What .NET StringComparer is equivalent SQL's Latin1_General_CI_AS
I've recently faced with the same problem: I need an IEqualityComparer<string>
that behaves in SQL-like style. I've tried CollationInfo
and its EqualityComparer
. If your DB is always _AS (accent sensitive) then your solution will work, but in case if you change the collation that is AI or WI or whatever "insensitive" else the hashing will break.
Why? If you decompile Microsoft.SqlServer.Management.SqlParser.dll and look inside you'll find out that CollationInfo
internally uses CultureAwareComparer.GetHashCode
(it's internal class of mscorlib.dll) and finally it does the following:
public override int GetHashCode(string obj)
{
if (obj == null)
throw new ArgumentNullException("obj");
CompareOptions options = CompareOptions.None;
if (this._ignoreCase)
options |= CompareOptions.IgnoreCase;
return this._compareInfo.GetHashCodeOfString(obj, options);
}
As you can see it can produce the same hashcode for "aa" and "AA", but not for "äå" and "aa" (which are the same, if you ignore diacritics (AI) in majority of cultures, so they should have the same hashcode). I don't know why the .NET API is limited by this, but you should understand where the problem can come from.

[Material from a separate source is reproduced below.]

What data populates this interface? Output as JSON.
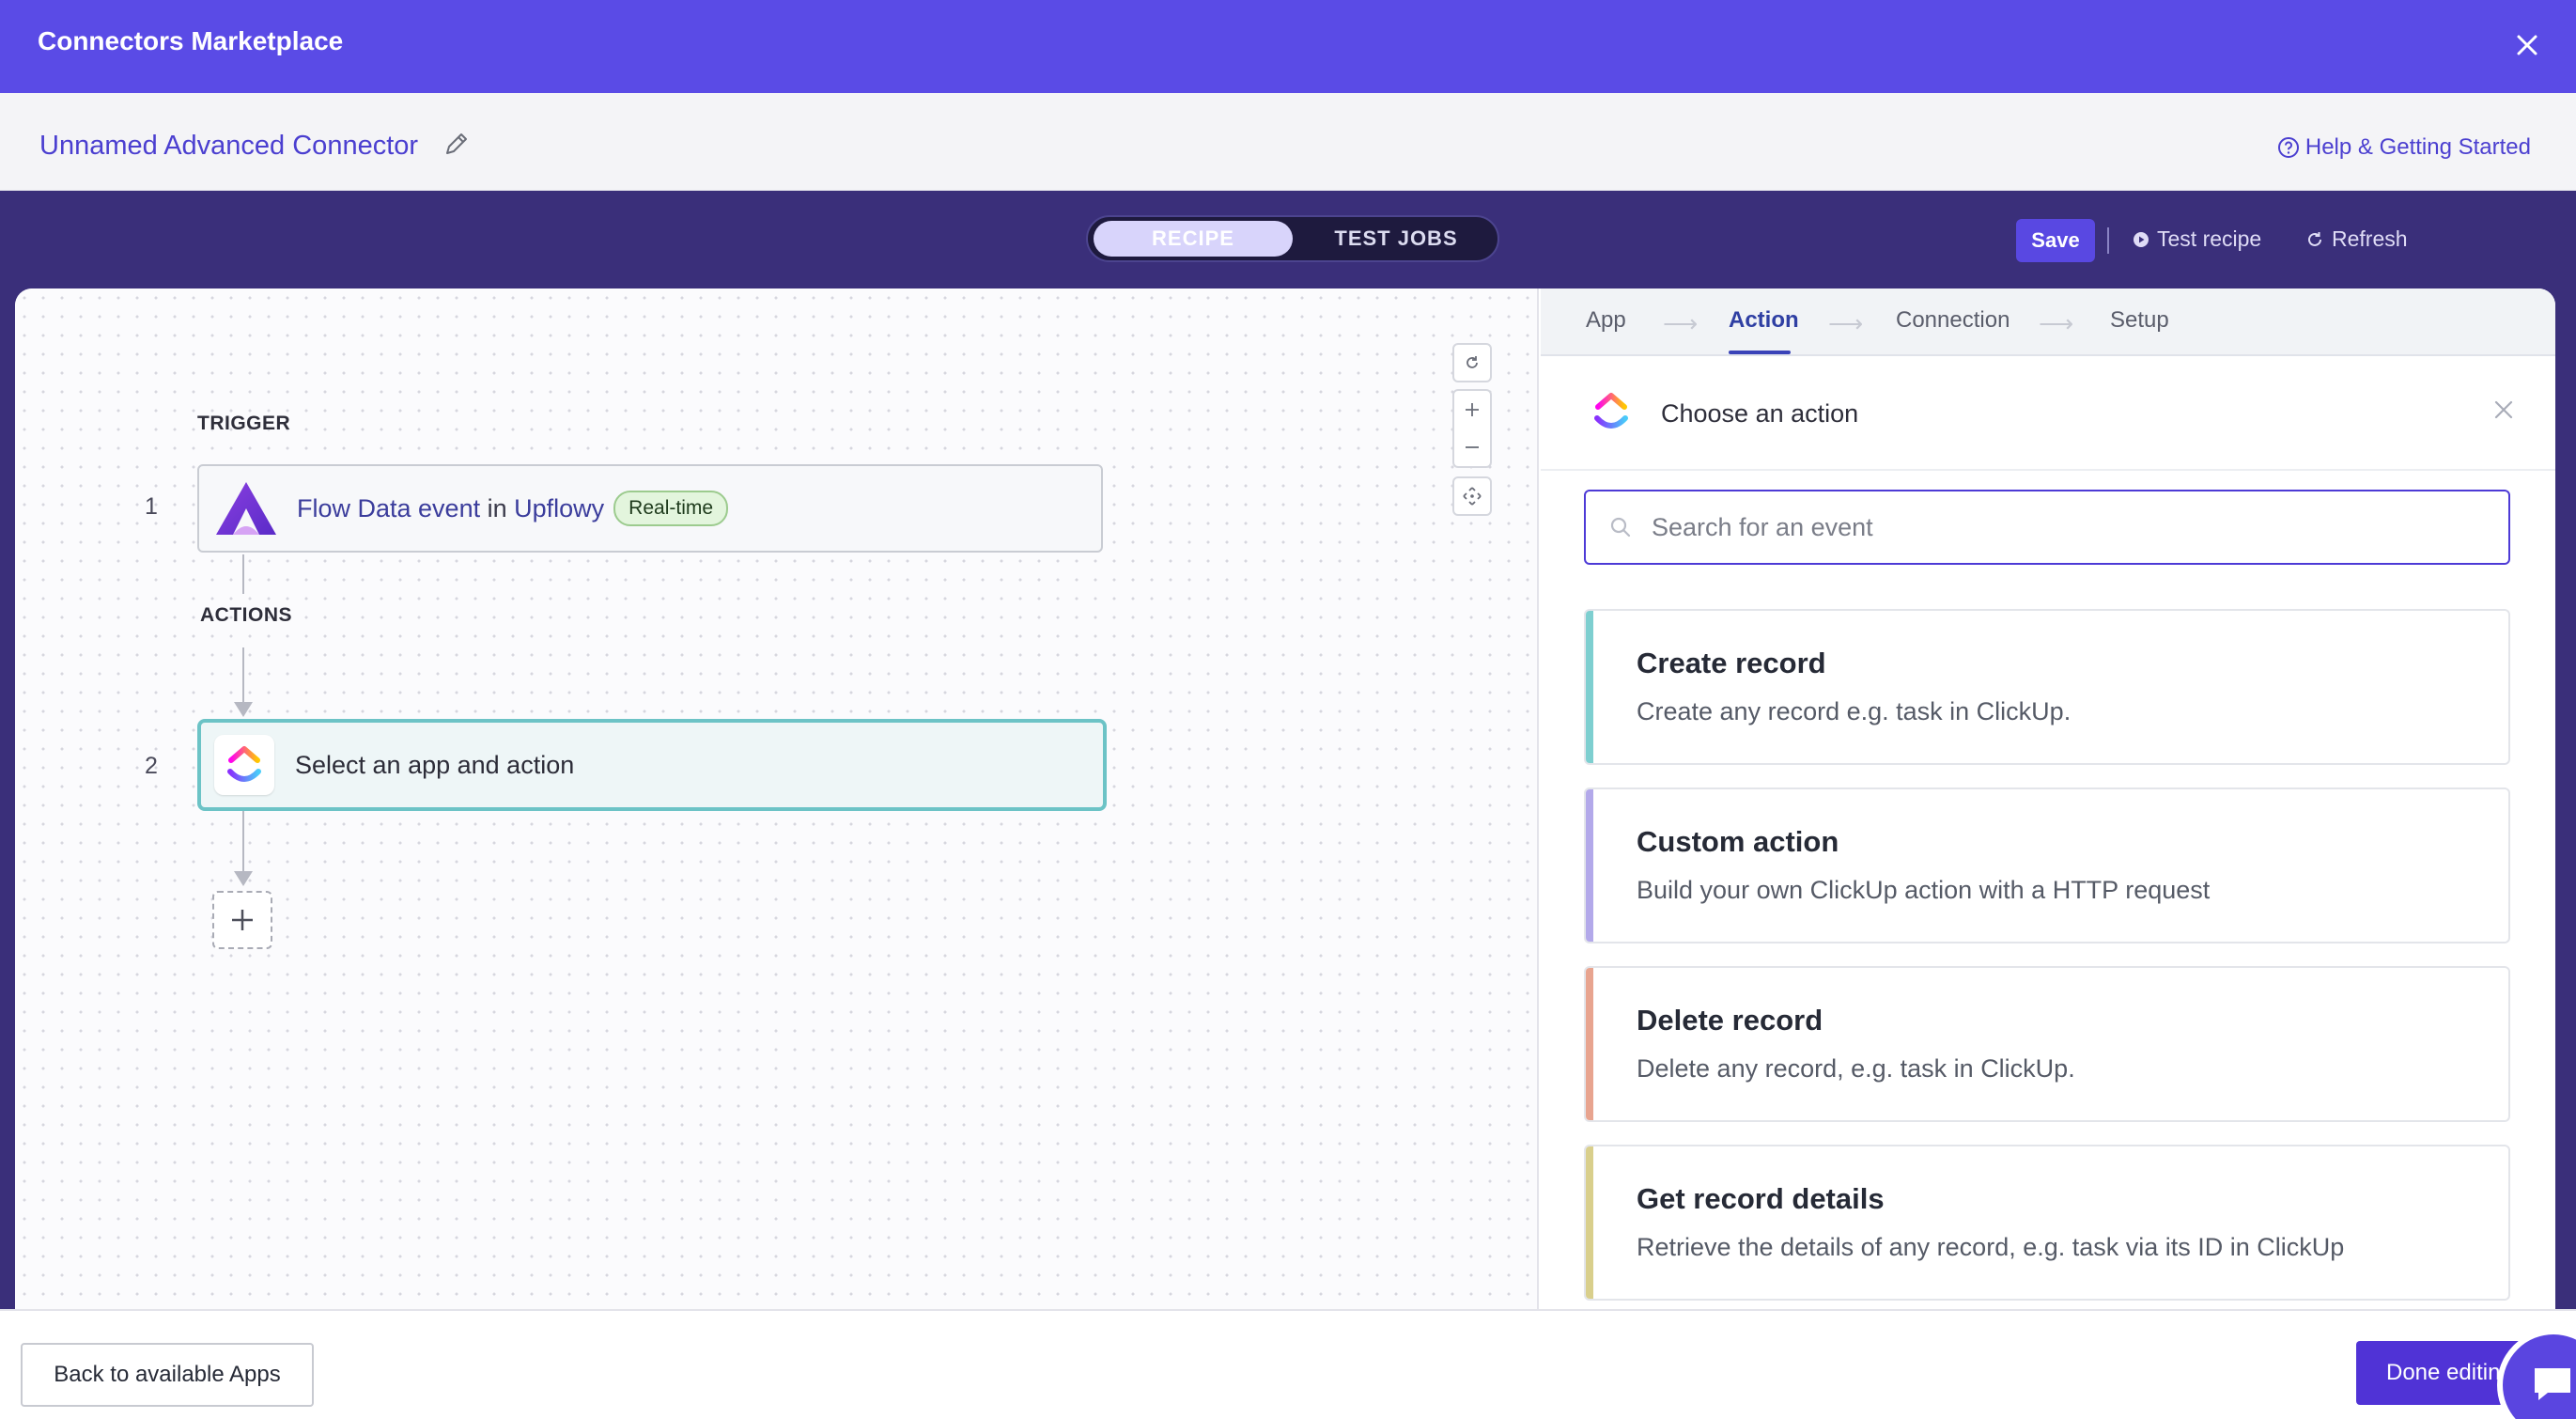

To get the same hashcode for strings with diacritics you can do the following: create implementation of IEqualityComparer<T>
implementing the GetHashCode
that will call appropriate CompareInfo
's object's GetHashCodeOfString
via reflection because this method is internal and can't be used directly. But calling it directly with correct CompareOptions
will produce the desired result:
See this example:
static void Main(string[] args)
{
const string outputPath = "output.txt";
const string latin1GeneralCiAiKsWs = "Latin1_General_100_CI_AI_KS_WS";
using (FileStream fileStream = File.Open(outputPath, FileMode.Create, FileAccess.Write))
{
using (var streamWriter = new StreamWriter(fileStream, Encoding.UTF8))
{
string[] strings = { "aa", "AA", "äå", "ÄÅ" };
CompareInfo compareInfo = CultureInfo.GetCultureInfo(1033).CompareInfo;
MethodInfo GetHashCodeOfString = compareInfo.GetType()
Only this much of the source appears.